La decisión del Ejecutivo de cancelar por lo menos 59 licencias para barcos pesqueros de las especies doncella y pajarita, para proteger la reproducción del camarón, ha generado cuestionamientos por parte de algunos marinos que participan en las faenas de pesca diarias.
Rigoberto Mera, del Sindicato de Marinos Pescadores, consideró como positiva la decisión de proteger al camarón, pero dijo que también se debe establecer una veda para la captura de todo tipo de pescado.
“Eliminar una licencia está bien, porque si un barco tiene dos licencias va a pescar todo el año, pero entonces vamos a regular todo para proteger a todas las especies marinas”, recalcó Mera.
Mediante Decreto Ejecutivo, 132 de 20 de octubre de 2021, el presidente de la República, Laurentino Cortizo, derogó el Decreto Ejecutivo 89 de 17 de julio de 2002, que permitió otorgar licencias de pesca de doncella y pajarita en aguas jurisdiccionales de la República de Panamá.
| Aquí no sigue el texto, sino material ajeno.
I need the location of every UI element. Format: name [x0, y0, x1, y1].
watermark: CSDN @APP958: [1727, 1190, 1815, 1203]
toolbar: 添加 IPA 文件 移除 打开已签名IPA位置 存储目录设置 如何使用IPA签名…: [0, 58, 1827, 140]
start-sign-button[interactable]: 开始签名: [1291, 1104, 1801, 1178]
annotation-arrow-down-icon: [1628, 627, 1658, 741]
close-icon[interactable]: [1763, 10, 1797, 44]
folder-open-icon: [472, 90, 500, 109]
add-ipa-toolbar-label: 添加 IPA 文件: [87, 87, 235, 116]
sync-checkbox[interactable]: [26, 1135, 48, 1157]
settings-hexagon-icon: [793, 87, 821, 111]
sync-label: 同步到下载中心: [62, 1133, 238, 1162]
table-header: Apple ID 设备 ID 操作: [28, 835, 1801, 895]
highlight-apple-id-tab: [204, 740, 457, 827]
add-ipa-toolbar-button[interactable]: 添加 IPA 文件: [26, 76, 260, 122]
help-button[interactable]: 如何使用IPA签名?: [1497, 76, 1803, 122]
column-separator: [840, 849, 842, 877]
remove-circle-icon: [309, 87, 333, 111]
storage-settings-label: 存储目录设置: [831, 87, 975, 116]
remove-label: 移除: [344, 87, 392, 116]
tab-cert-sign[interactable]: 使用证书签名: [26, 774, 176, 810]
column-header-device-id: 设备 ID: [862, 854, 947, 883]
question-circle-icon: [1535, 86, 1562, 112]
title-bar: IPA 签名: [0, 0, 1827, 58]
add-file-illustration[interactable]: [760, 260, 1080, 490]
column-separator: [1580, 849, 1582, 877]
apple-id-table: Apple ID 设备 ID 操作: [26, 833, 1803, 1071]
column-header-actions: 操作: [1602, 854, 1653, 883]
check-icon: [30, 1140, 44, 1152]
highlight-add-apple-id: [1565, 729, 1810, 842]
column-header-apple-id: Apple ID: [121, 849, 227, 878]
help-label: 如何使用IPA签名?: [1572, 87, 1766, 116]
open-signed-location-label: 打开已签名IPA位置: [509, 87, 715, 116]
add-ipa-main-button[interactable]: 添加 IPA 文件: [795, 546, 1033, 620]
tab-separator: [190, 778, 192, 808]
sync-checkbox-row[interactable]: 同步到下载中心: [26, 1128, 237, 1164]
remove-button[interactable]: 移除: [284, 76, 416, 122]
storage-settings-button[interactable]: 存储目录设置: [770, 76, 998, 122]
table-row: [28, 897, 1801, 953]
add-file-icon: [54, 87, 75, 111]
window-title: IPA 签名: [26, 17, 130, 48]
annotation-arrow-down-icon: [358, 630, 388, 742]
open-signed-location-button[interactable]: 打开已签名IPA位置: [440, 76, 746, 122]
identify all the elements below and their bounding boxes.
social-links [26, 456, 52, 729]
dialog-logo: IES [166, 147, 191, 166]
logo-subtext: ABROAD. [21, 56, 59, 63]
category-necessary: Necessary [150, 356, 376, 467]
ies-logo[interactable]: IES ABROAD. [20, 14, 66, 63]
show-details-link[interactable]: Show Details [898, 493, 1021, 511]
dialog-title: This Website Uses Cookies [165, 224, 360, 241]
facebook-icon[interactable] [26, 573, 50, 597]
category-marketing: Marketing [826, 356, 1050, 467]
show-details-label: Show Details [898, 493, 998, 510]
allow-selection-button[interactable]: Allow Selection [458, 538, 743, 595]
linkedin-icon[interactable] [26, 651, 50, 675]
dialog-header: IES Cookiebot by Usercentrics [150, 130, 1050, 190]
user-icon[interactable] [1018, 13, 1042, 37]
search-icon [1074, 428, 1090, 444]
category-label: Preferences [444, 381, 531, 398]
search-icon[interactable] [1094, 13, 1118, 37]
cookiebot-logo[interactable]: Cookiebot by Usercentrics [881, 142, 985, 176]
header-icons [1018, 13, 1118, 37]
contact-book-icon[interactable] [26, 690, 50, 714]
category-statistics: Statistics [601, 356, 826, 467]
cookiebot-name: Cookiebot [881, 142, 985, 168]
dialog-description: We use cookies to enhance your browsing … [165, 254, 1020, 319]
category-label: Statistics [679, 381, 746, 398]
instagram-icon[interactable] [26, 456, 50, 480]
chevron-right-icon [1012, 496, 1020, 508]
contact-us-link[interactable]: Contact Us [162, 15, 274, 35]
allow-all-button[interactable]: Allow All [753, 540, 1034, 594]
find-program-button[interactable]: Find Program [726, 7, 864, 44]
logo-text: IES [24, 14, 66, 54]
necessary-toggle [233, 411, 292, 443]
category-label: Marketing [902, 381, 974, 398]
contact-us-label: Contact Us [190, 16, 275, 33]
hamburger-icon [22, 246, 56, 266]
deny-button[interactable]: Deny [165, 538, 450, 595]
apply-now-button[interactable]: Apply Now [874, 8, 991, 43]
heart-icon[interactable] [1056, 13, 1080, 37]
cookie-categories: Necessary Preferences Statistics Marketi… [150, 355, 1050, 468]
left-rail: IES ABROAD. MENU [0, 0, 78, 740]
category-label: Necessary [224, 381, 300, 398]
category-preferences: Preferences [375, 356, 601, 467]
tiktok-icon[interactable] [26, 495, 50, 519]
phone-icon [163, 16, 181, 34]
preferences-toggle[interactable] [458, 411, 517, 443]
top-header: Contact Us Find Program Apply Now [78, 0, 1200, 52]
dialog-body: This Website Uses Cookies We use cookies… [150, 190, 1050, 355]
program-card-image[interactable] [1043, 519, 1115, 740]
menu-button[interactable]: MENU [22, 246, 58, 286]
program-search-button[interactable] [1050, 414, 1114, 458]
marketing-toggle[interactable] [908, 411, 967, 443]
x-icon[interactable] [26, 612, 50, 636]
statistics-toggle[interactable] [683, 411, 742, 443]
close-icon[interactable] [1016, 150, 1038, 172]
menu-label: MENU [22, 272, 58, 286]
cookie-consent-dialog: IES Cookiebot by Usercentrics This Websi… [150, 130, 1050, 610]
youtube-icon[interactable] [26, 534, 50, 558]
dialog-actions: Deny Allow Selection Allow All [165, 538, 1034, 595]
Estas embarcaciones tenían además licencia para camarón, y de acuerdo con investigaciones de la Autoridad de Recursos Acuáticos de Panamá (ARAP), con la duplicidad de licencia estos barcos capturaban camarón en tiempo de veda.
El Ejecutivo justificó la decisión de eliminar las licencias, a partir del 31 de diciembre de 2021, por el impacto negativo en la recuperación de algunas especies, entre ellas, el camarón.
El primer periodo de veda del camarón va del 1 de febrero al 11 de abril de cada año; mientras que el segundo se extiende del 1 de septiembre al 11 de octubre de cada año.
Consultada sobre la propuesta de los marinos de establecer vedas para el pescado, la administradora de la ARAP, Flor Torrijos, manifestó que está 100% de acuerdo y ya tienen dos posibles fechas pero todavía los científicos no se atreven a tomar la decisión hasta que se cumpla una gira con los pescadores.
Añadió que una de las metas es establecer una veda para todos los pelágicos (pescados que habitan en aguas medias o cerca de la superficie) y que incluiría la corvina, bojalá, pargo y mero, entre otros. “Se están haciendo muestreos con el Instituto Smithsonian y otras organizaciones”, agregó Torrijos.
Por otro lado, el vocero de los marinos, gremio en el cual no participan los artesanales, se quejó porque para la cancelación de estas licencias no se consultó a su agrupación.
Mera pronosticó que al cancelar las licencias de doncella y pajarita habrá una proliferación de embarcaciones en busca de todo tipo de pescado.
También advirtió que hay otros factores que afectan el ecosistema marino como el uso de trasmallos o enormes redes de arrastre que utilizan los artesanales y que recogen todo tipo de especies.
Al respecto, Torrijos respondió que se realizaron tres mesas de trabajo, una de las cuales se desarrolló en Vacamonte.
De esta reunión se pudo conocer las áreas protegidas, además de que el país estaba tomando decisiones solo con el comité que se reunía con la administración y donde solo participaban los dueños de los barcos, explicó Torrijos.
Esto no es sensato, agregó, porque la forma como funciona la pesca es que el propietario del barco se lleva una tercera parte de la faena, el capitán y su tripulación otra parte y la restante es para el mantenimiento del barco.
La ARAP se reunió con los capitanes “y para nuestra sorpresa todos estaban de acuerdo con eliminar las licencias de pajarita y doncella”, concluyó.